Em seguida, os primeiros anos após a redemocratização apresentaram diversos sinais de crise e cansaço no aparelho estatal. Falhas herdadas do modelo tecnocrático e a volta da influência patrimonialista geraram uma deterioração da administração pública (MARTINS, 1997). A tentativa de implementar um Estado Social que atendesse todas as expectativas da Constituição de 1988 conviveu com crises de desorganização na estrutura pública, seu sistema de carreira e a autonomia de decisão dos órgãos.
Uma tentativa de alteração na administração pública ocorreu no Governo Fernando Henrique Cardoso, no qual o Ministro Luiz Carlos Bresser-Pereira comandou uma reestruturação gerencial para responder à crise do nacional-desenvolvimentismo e patrimonialismo brasileiro (MARTINS, 2006). O Plano Diretor da Reforma do Estado tinha por objetivo transformar a cultura patrimonialista em uma cultura gerencial dentro do setor público.
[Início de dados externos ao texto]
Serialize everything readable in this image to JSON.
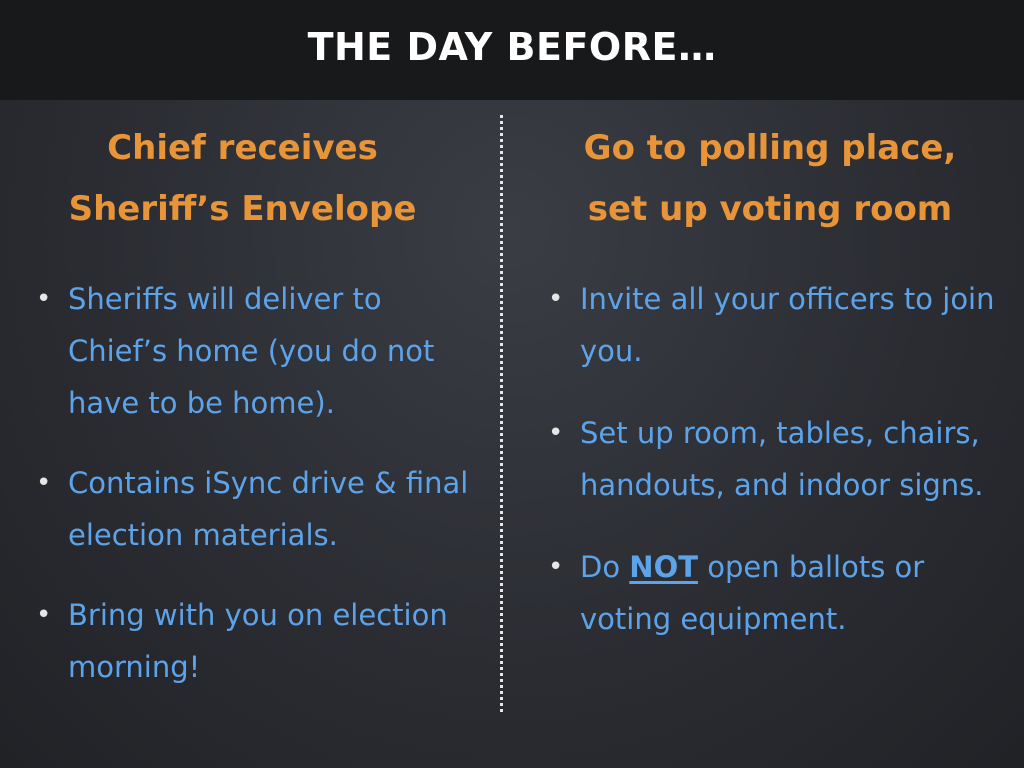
{
  "slide": {
    "title": "THE DAY BEFORE…"
  },
  "left_column": {
    "heading_line1": "Chief receives",
    "heading_line2": "Sheriff’s Envelope",
    "bullets": [
      {
        "text": "Sheriffs will deliver to Chief’s home (you do not have to be home)."
      },
      {
        "text": "Contains iSync drive & final election materials."
      },
      {
        "text": "Bring with you on election morning!"
      }
    ]
  },
  "right_column": {
    "heading_line1": "Go to polling place,",
    "heading_line2": "set up voting room",
    "bullets": [
      {
        "text": "Invite all your officers to join you."
      },
      {
        "text": "Set up room, tables, chairs, handouts, and indoor signs."
      },
      {
        "prefix": "Do ",
        "emphasis": "NOT",
        "suffix": " open ballots or voting equipment."
      }
    ]
  },
  "bullet_marker": "•",
  "colors": {
    "heading": "#e8953a",
    "bullet_text": "#5da3ea",
    "title_text": "#ffffff",
    "title_bar": "#18191b"
  }
}
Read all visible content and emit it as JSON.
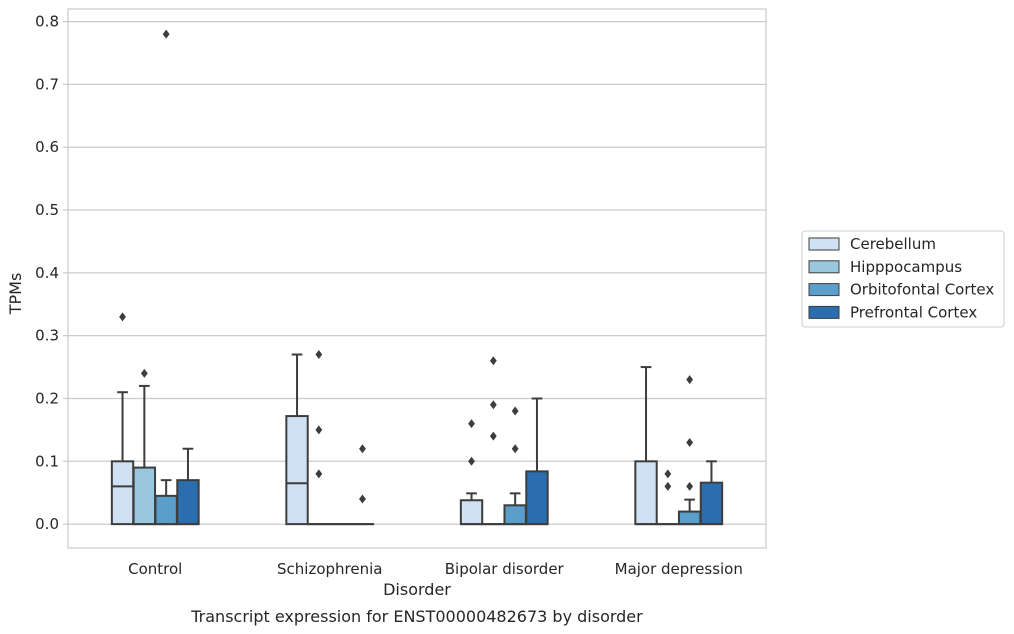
{
  "chart_data": {
    "type": "box",
    "title": "",
    "caption": "Transcript expression for ENST00000482673 by disorder",
    "xlabel": "Disorder",
    "ylabel": "TPMs",
    "categories": [
      "Control",
      "Schizophrenia",
      "Bipolar disorder",
      "Major depression"
    ],
    "ylim": [
      -0.038,
      0.82
    ],
    "yticks": [
      "0.0",
      "0.1",
      "0.2",
      "0.3",
      "0.4",
      "0.5",
      "0.6",
      "0.7",
      "0.8"
    ],
    "grid": "horizontal",
    "legend_position": "right",
    "series": [
      {
        "name": "Cerebellum",
        "color": "#cfe1f2",
        "boxes": [
          {
            "q1": 0.0,
            "median": 0.06,
            "q3": 0.1,
            "whisker_low": 0.0,
            "whisker_high": 0.21,
            "outliers": [
              0.33
            ]
          },
          {
            "q1": 0.0,
            "median": 0.065,
            "q3": 0.172,
            "whisker_low": 0.0,
            "whisker_high": 0.27,
            "outliers": []
          },
          {
            "q1": 0.0,
            "median": 0.0,
            "q3": 0.038,
            "whisker_low": 0.0,
            "whisker_high": 0.049,
            "outliers": [
              0.1,
              0.16
            ]
          },
          {
            "q1": 0.0,
            "median": 0.0,
            "q3": 0.1,
            "whisker_low": 0.0,
            "whisker_high": 0.25,
            "outliers": []
          }
        ]
      },
      {
        "name": "Hipppocampus",
        "color": "#9ac7e0",
        "boxes": [
          {
            "q1": 0.0,
            "median": 0.0,
            "q3": 0.09,
            "whisker_low": 0.0,
            "whisker_high": 0.22,
            "outliers": [
              0.24
            ]
          },
          {
            "q1": 0.0,
            "median": 0.0,
            "q3": 0.0,
            "whisker_low": 0.0,
            "whisker_high": 0.0,
            "outliers": [
              0.08,
              0.15,
              0.27
            ]
          },
          {
            "q1": 0.0,
            "median": 0.0,
            "q3": 0.0,
            "whisker_low": 0.0,
            "whisker_high": 0.0,
            "outliers": [
              0.14,
              0.19,
              0.26
            ]
          },
          {
            "q1": 0.0,
            "median": 0.0,
            "q3": 0.0,
            "whisker_low": 0.0,
            "whisker_high": 0.0,
            "outliers": [
              0.06,
              0.08
            ]
          }
        ]
      },
      {
        "name": "Orbitofontal Cortex",
        "color": "#5b9ec9",
        "boxes": [
          {
            "q1": 0.0,
            "median": 0.0,
            "q3": 0.045,
            "whisker_low": 0.0,
            "whisker_high": 0.07,
            "outliers": [
              0.78
            ]
          },
          {
            "q1": 0.0,
            "median": 0.0,
            "q3": 0.0,
            "whisker_low": 0.0,
            "whisker_high": 0.0,
            "outliers": []
          },
          {
            "q1": 0.0,
            "median": 0.0,
            "q3": 0.03,
            "whisker_low": 0.0,
            "whisker_high": 0.049,
            "outliers": [
              0.12,
              0.18
            ]
          },
          {
            "q1": 0.0,
            "median": 0.0,
            "q3": 0.02,
            "whisker_low": 0.0,
            "whisker_high": 0.039,
            "outliers": [
              0.06,
              0.13,
              0.23
            ]
          }
        ]
      },
      {
        "name": "Prefrontal Cortex",
        "color": "#2a6eaf",
        "boxes": [
          {
            "q1": 0.0,
            "median": 0.0,
            "q3": 0.07,
            "whisker_low": 0.0,
            "whisker_high": 0.12,
            "outliers": []
          },
          {
            "q1": 0.0,
            "median": 0.0,
            "q3": 0.0,
            "whisker_low": 0.0,
            "whisker_high": 0.0,
            "outliers": [
              0.04,
              0.12
            ]
          },
          {
            "q1": 0.0,
            "median": 0.0,
            "q3": 0.084,
            "whisker_low": 0.0,
            "whisker_high": 0.2,
            "outliers": []
          },
          {
            "q1": 0.0,
            "median": 0.0,
            "q3": 0.066,
            "whisker_low": 0.0,
            "whisker_high": 0.1,
            "outliers": []
          }
        ]
      }
    ]
  }
}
Suas propostas se baseavam nas teorias de Administração Gerencial surgidas na Inglaterra na década de 80, incluindo a necessidade de adaptação de ferramentas de gestão do setor privado para a administração governamental (DE PAULA, 2005).
Esse modelo de Administração Gerencial surgiu em um contexto de crise para reduzir custos e tornar mais eficiente a administração dos recursos sob a responsabilidade do Estado. Sua premissa é de que Estado tem o papel de assegurar o interesse do cidadão-usuário, a maior eficiência e qualidade dos serviços públicos e não verificar exclusivamente o cumprimento da legislação em vigor (SOUZA, 2010).
Nesse novo Estado, a função administrativa de planejamento é uma das principais ferramentas para a transformação da gestão pública. Um grande desafio é a adoção de modelos modernos de gestão que não sejam engolidos pela cultura dominante na administração pública. No caso do Brasil, há a particularidade da convivência de aspectos de Estado patrimonialista, desenvolvimentista, burocrático tecnocrata, gerencialista e até mesmo empreendedor, todos ao mesmo tempo. Essa miríade traz enormes dificuldades para que o Governo consiga planejar de verdade.
Entende-se por premissa que o planejamento governamental tem por objetivo fornecer um direcionamento comum com responsabilidades, alinhamento e accountability nas organizações. Assim, refletiria o plano de governo que foi aprovado pela sociedade nas urnas, garantindo o alinhamento entre os diversos programas desempenhados pelas diferentes pastas e meios para medir o alcance de objetivos.
A importância de um planejamento governamental eficiente, mensurável e legítimo é reforçada pela necessidade de Governos se desenvolverem nos períodos de turbulência, transição de mandatos, incertezas conjunturais e também aproveitarem novas oportunidades.
Nesse contexto, o Planejamento Estratégico fornece insumos que possibilitam às organizações conhecer o ambiente em que estão inseridas, proporcionando um senso de direção e evitando riscos em suas ações (PORTER, 2001). Por isso, a importância do PE como uma ferramenta de gestão no setor público é proporcional à latente necessidade de aprimorar a entrega de valor público que a máquina pública no Brasil oferece ao cidadão.
Por isso, este livro começa pela conceituação de Planejamento Estratégico (Capítulo 2). Em seguida, passamos para a discussão de como os governos planejam (Capítulo 3) com exemplos de casos internacionais (Capítulo 4). A partir disso, podemos aprofundar no planejamento governamental brasileiro (Capítulo 5) e apresentar um estudo de caso do governo do Distrito Federal, que adotou uma forma de planejamento estratégico (Capítulo 6). Por fim, apresentamos uma metodologia original para avaliar os processos de planejamento em governos (Capítulo 7).